Kim ne derse desin, hala Batı korkusunu atamayanlar var. İliklerine kadar işleyen bu korkuyu, teslimiyetçiliği, sinikliği, ürkekliği kendilerine bir yaşam biçimi seçmişlerdir.
Bundan dolayı, bir türlü bağımsız, öz güvenli, cesur, kararlı düşünemiyorlar. Aman şunları kızdırmayalım, aman uyandırmayalım, aman başımıza iş almayalım. Yani suya sabuna dokunmadan ruhsuz, onursuz, güdülen bir hayat sürelim ön kabulü içindedirler.
Bu tür bir davranış biçimi, hem kişiler arasında, hem de devletler arasında geçerlidir.
Bu duruma en ilginç örnek Ayasofya’dır. 1934 ‘de, o zamanın zayıf şartlarına göre, düşmanları susturabilmek adına müzeye çevrilmiş, ama milletimizin içine bir türlü sinmemiştir. Sürekli, sinede bir yara olup, içlerinde bir ukde olarak kalmıştır.

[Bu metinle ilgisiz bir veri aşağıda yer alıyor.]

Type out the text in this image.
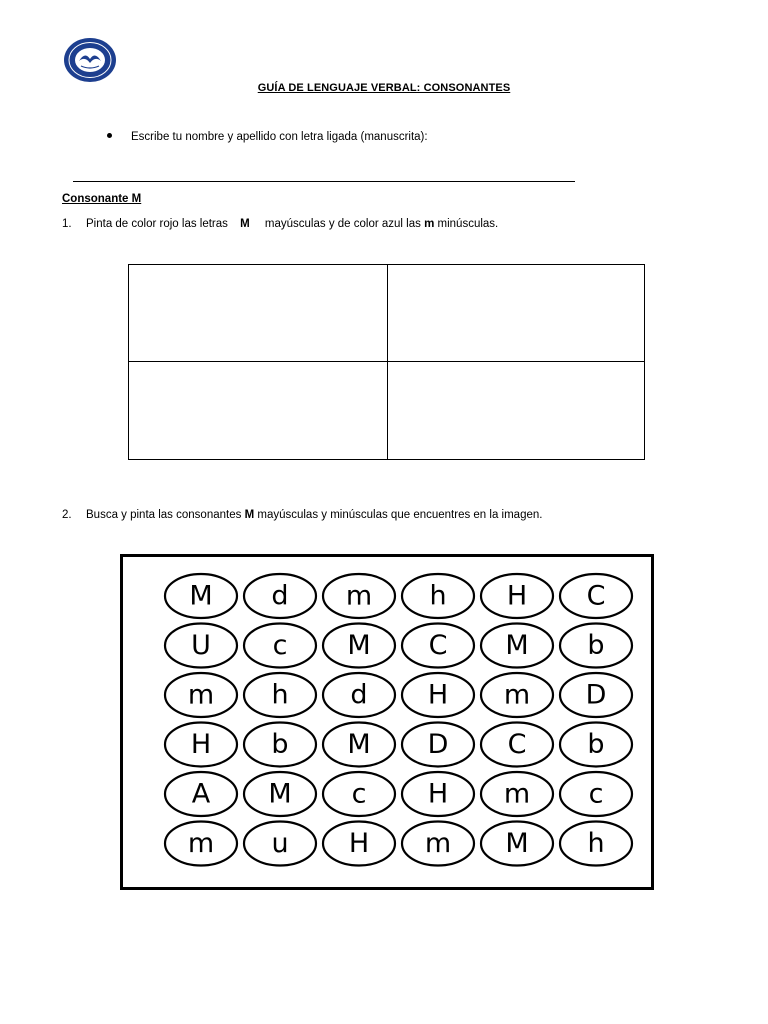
GUÍA DE LENGUAJE VERBAL: CONSONANTES
Escribe tu nombre y apellido con letra ligada (manuscrita):
Consonante M
1. Pinta de color rojo las letras M mayúsculas y de color azul las m minúsculas.
2. Busca y pinta las consonantes M mayúsculas y minúsculas que encuentres en la imagen.
M d m h H C
U c M C M b
m h d H m D
H b M D C b
A M c H m c
m u H m M h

Gelen liderler, bu milletin yoğun talebi ve baskısı sonucunda Ayasofya’yı açmayı düşünmüşler veya teşebbüs etmişler, lakin hiç biri uygun zemin ve şart bulamamıştır.
Özellikle Milli Görüş geleneğinden gelenler, başta lider Merhum Erbakan olmak üzere, sürekli bu konuyu diri ve gündemde tutmuşlarıdır.

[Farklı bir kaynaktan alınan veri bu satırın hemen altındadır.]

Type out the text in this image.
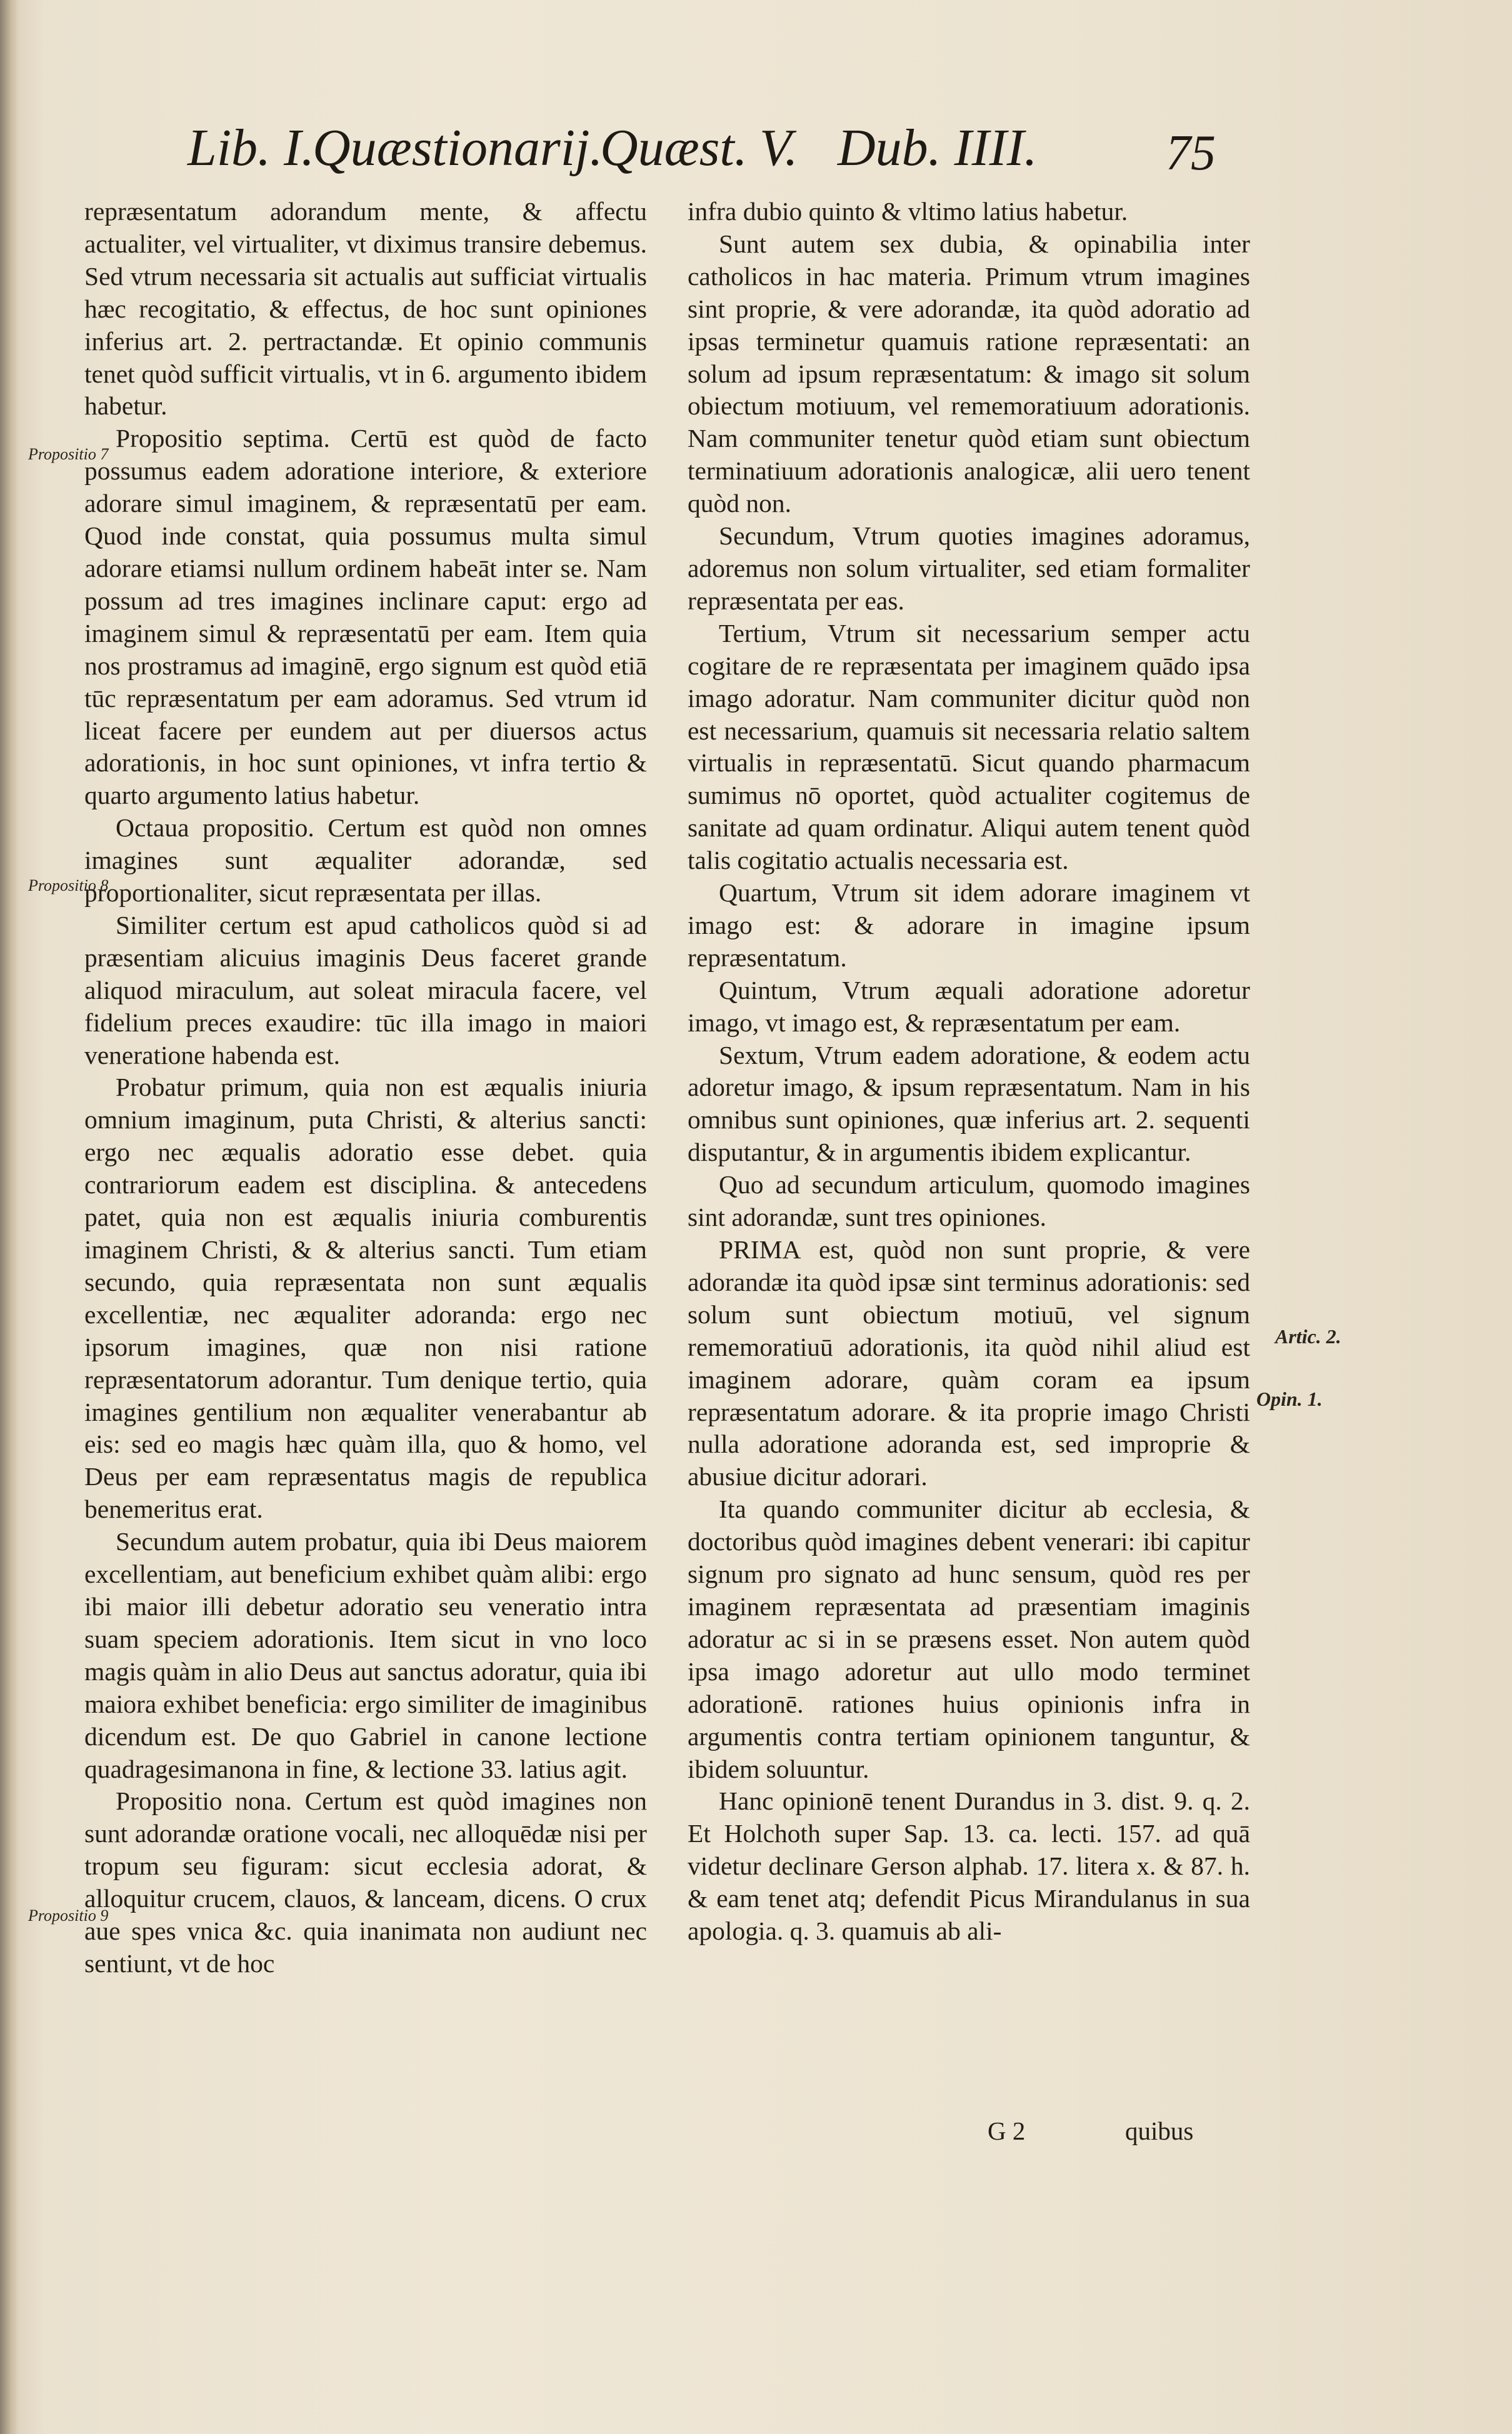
Lib. I.
Quæstionarij.
Quæst. V. Dub. IIII.	75

repræsentatum adorandum mente, & affectu actualiter, vel virtualiter, vt diximus transire debemus. Sed vtrum necessaria sit actualis aut sufficiat virtualis hæc recogitatio, & effectus, de hoc sunt opiniones inferius art. 2. pertractandæ. Et opinio communis tenet quòd sufficit virtualis, vt in 6. argumento ibidem habetur.

Propositio septima. Certū est quòd de facto possumus eadem adoratione interiore, & exteriore adorare simul imaginem, & repræsentatū per eam. Quod inde constat, quia possumus multa simul adorare etiamsi nullum ordinem habeāt inter se. Nam possum ad tres imagines inclinare caput: ergo ad imaginem simul & repræsentatū per eam. Item quia nos prostramus ad imaginē, ergo signum est quòd etiā tūc repræsentatum per eam adoramus. Sed vtrum id liceat facere per eundem aut per diuersos actus adorationis, in hoc sunt opiniones, vt infra tertio & quarto argumento latius habetur.

Octaua propositio. Certum est quòd non omnes imagines sunt æqualiter adorandæ, sed proportionaliter, sicut repræsentata per illas.

Similiter certum est apud catholicos quòd si ad præsentiam alicuius imaginis Deus faceret grande aliquod miraculum, aut soleat miracula facere, vel fidelium preces exaudire: tūc illa imago in maiori veneratione habenda est.

Probatur primum, quia non est æqualis iniuria omnium imaginum, puta Christi, & alterius sancti: ergo nec æqualis adoratio esse debet. quia contrariorum eadem est disciplina. & antecedens patet, quia non est æqualis iniuria comburentis imaginem Christi, & & alterius sancti. Tum etiam secundo, quia repræsentata non sunt æqualis excellentiæ, nec æqualiter adoranda: ergo nec ipsorum imagines, quæ non nisi ratione repræsentatorum adorantur. Tum denique tertio, quia imagines gentilium non æqualiter venerabantur ab eis: sed eo magis hæc quàm illa, quo & homo, vel Deus per eam repræsentatus magis de republica benemeritus erat.

Secundum autem probatur, quia ibi Deus maiorem excellentiam, aut beneficium exhibet quàm alibi: ergo ibi maior illi debetur adoratio seu veneratio intra suam speciem adorationis. Item sicut in vno loco magis quàm in alio Deus aut sanctus adoratur, quia ibi maiora exhibet beneficia: ergo similiter de imaginibus dicendum est. De quo Gabriel in canone lectione quadragesimanona in fine, & lectione 33. latius agit.

Propositio nona. Certum est quòd imagines non sunt adorandæ oratione vocali, nec alloquēdæ nisi per tropum seu figuram: sicut ecclesia adorat, & alloquitur crucem, clauos, & lanceam, dicens. O crux aue spes vnica &c. quia inanimata non audiunt nec sentiunt, vt de hoc

infra dubio quinto & vltimo latius habetur.

Sunt autem sex dubia, & opinabilia inter catholicos in hac materia. Primum vtrum imagines sint proprie, & vere adorandæ, ita quòd adoratio ad ipsas terminetur quamuis ratione repræsentati: an solum ad ipsum repræsentatum: & imago sit solum obiectum motiuum, vel rememoratiuum adorationis. Nam communiter tenetur quòd etiam sunt obiectum terminatiuum adorationis analogicæ, alii uero tenent quòd non.

Secundum, Vtrum quoties imagines adoramus, adoremus non solum virtualiter, sed etiam formaliter repræsentata per eas.

Tertium, Vtrum sit necessarium semper actu cogitare de re repræsentata per imaginem quādo ipsa imago adoratur. Nam communiter dicitur quòd non est necessarium, quamuis sit necessaria relatio saltem virtualis in repræsentatū. Sicut quando pharmacum sumimus nō oportet, quòd actualiter cogitemus de sanitate ad quam ordinatur. Aliqui autem tenent quòd talis cogitatio actualis necessaria est.

Quartum, Vtrum sit idem adorare imaginem vt imago est: & adorare in imagine ipsum repræsentatum.

Quintum, Vtrum æquali adoratione adoretur imago, vt imago est, & repræsentatum per eam.

Sextum, Vtrum eadem adoratione, & eodem actu adoretur imago, & ipsum repræsentatum. Nam in his omnibus sunt opiniones, quæ inferius art. 2. sequenti disputantur, & in argumentis ibidem explicantur.

Quo ad secundum articulum, quomodo imagines sint adorandæ, sunt tres opiniones.

PRIMA est, quòd non sunt proprie, & vere adorandæ ita quòd ipsæ sint terminus adorationis: sed solum sunt obiectum motiuū, vel signum rememoratiuū adorationis, ita quòd nihil aliud est imaginem adorare, quàm coram ea ipsum repræsentatum adorare. & ita proprie imago Christi nulla adoratione adoranda est, sed improprie & abusiue dicitur adorari.

Ita quando communiter dicitur ab ecclesia, & doctoribus quòd imagines debent venerari: ibi capitur signum pro signato ad hunc sensum, quòd res per imaginem repræsentata ad præsentiam imaginis adoratur ac si in se præsens esset. Non autem quòd ipsa imago adoretur aut ullo modo terminet adorationē. rationes huius opinionis infra in argumentis contra tertiam opinionem tanguntur, & ibidem soluuntur.

Hanc opinionē tenent Durandus in 3. dist. 9. q. 2. Et Holchoth super Sap. 13. ca. lecti. 157. ad quā videtur declinare Gerson alphab. 17. litera x. & 87. h. & eam tenet atq; defendit Picus Mirandulanus in sua apologia. q. 3. quamuis ab ali-

Propositio 7
Propositio 8
Propositio 9
Artic. 2.
Opin. 1.
G 2	quibus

Elbetteki Müslümanlar, Sayın Erdoğan’dan da, Ayasofya’nın açılmasını çoğu kere istemişlerdir. Fakat, diğer liderlerde olduğu gibi zaman, konjonktür, şartlar, zemin uygun olmadığı için ya ertelenmiş, ya cesaret edilememiş, ya da uygun bir fırsat kollanmıştır.
Öyle ya, dünya bir sorun varken, ekonominiz belli iken, içte ve dışta bir sürü meşgale varken, Ayasofya konusunu gündeme getirmek akıllıca bir iş olmasa gerekti.

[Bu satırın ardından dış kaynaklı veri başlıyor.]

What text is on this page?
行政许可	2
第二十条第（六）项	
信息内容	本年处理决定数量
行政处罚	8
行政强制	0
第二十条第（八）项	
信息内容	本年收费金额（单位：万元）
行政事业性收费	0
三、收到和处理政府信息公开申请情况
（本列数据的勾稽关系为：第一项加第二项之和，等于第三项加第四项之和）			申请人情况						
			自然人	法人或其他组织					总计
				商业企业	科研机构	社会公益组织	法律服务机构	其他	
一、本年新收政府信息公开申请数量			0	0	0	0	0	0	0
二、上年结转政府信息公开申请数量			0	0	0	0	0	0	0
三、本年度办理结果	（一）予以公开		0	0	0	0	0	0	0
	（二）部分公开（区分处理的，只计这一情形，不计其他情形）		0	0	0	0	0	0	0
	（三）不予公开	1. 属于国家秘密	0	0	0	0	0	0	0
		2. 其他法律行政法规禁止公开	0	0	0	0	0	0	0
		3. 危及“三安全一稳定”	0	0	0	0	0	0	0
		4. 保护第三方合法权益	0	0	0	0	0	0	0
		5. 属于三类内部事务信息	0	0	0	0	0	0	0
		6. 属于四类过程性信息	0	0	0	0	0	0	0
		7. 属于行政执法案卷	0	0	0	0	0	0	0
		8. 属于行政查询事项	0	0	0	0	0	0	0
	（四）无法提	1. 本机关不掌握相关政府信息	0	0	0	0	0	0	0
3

Nitekim bir buçuk yıl önce Erdoğan’dan böyle bir talepte bulunulduğunda, diğer camileri doldurun, ondan sonra sıra buraya gelsin. Ülkenin bunca sorunu varken, bu kadar dünyayı karşımıza almak akıllıca değil, ben de bu işe girmem demişti.
Hem, hristiyan devletlerde iki binin üzerinde cami var, bunların sonucunun ne olacağını hiç düşünüyor musunuz? demişti.
Pek ala, ne oldu da bu gün bu aşamaya gelindi? Birincisi, 15 Temmuz halk mukavemeti, cesareti ve kahramanlığı bir işaret fişeği olmuştur. İkincisi, sayısız ekonomik saldırılar bertaraf edilmiş, ülke ayakta kalmayı başarmış. Üçüncüsü, Suriye’ye yapılan hamleler ve teröristlere karşı kazanılan zaferler, Rejimin hezimeti, Rusya ve ABD’nin çabalarının boşa çıkması, dolaylı olarak onlarla savaşmış olmamız ve kararlılığımız. Dördüncüsü, Kuzey Irak’ta, Suriye’de 40 km derinliğe kadar inip, aşılamaz denilen dağların aşılması, girilemez denilen mağaralara girilmesi ve terörün vurulması. Beşincisi, İran’a yapılan ABD ambargosu ve zayıf duruma düşürülmesi. Altıncısı, Doğu Akdeniz ve Libya’da dengeleri tersine çeviren hamleler. Yedincisi Kendi silahlarımızı yapmamız.
Tüm bunların yanında kararlı, cesaretli, imanlı bir lider ve ona bağlı halkın sağlam duruşu göz ardı edilemez.
Dünyayı Covit-19 belasının sarması, her devletin kendi başının derdine düşmüş olması, bu konuda hazırlıksız yakalanmış olmaları, ekonomik sıkıntıyı da beraberinde getirmiştir.
Böyle bir ortam tam da zamanı idi, şartlar oluşmuştu ve aşağı yukarı halkta da bir konsensüs sağlanmıştı. Ayasofya açılmalıydı artık ve açıldı.
Emeği geçen herkesten Allah razı olsun.
Ayasofya’nın açılması, sadece namaz kılınacak olması yönünden değil, bir direniş, kıyam, bağımsızlık, özgürlük, onur, şeref, emperyalizme meydan okuma açısından değerlendirilmelidir.Fatih Merhum’a karşı, bir vefa borunun ödenmesidir.
Hala ürkek, korkak sesleri duyuyoruz ne yazık ki. Korkaklar zafer abidesi dikemez.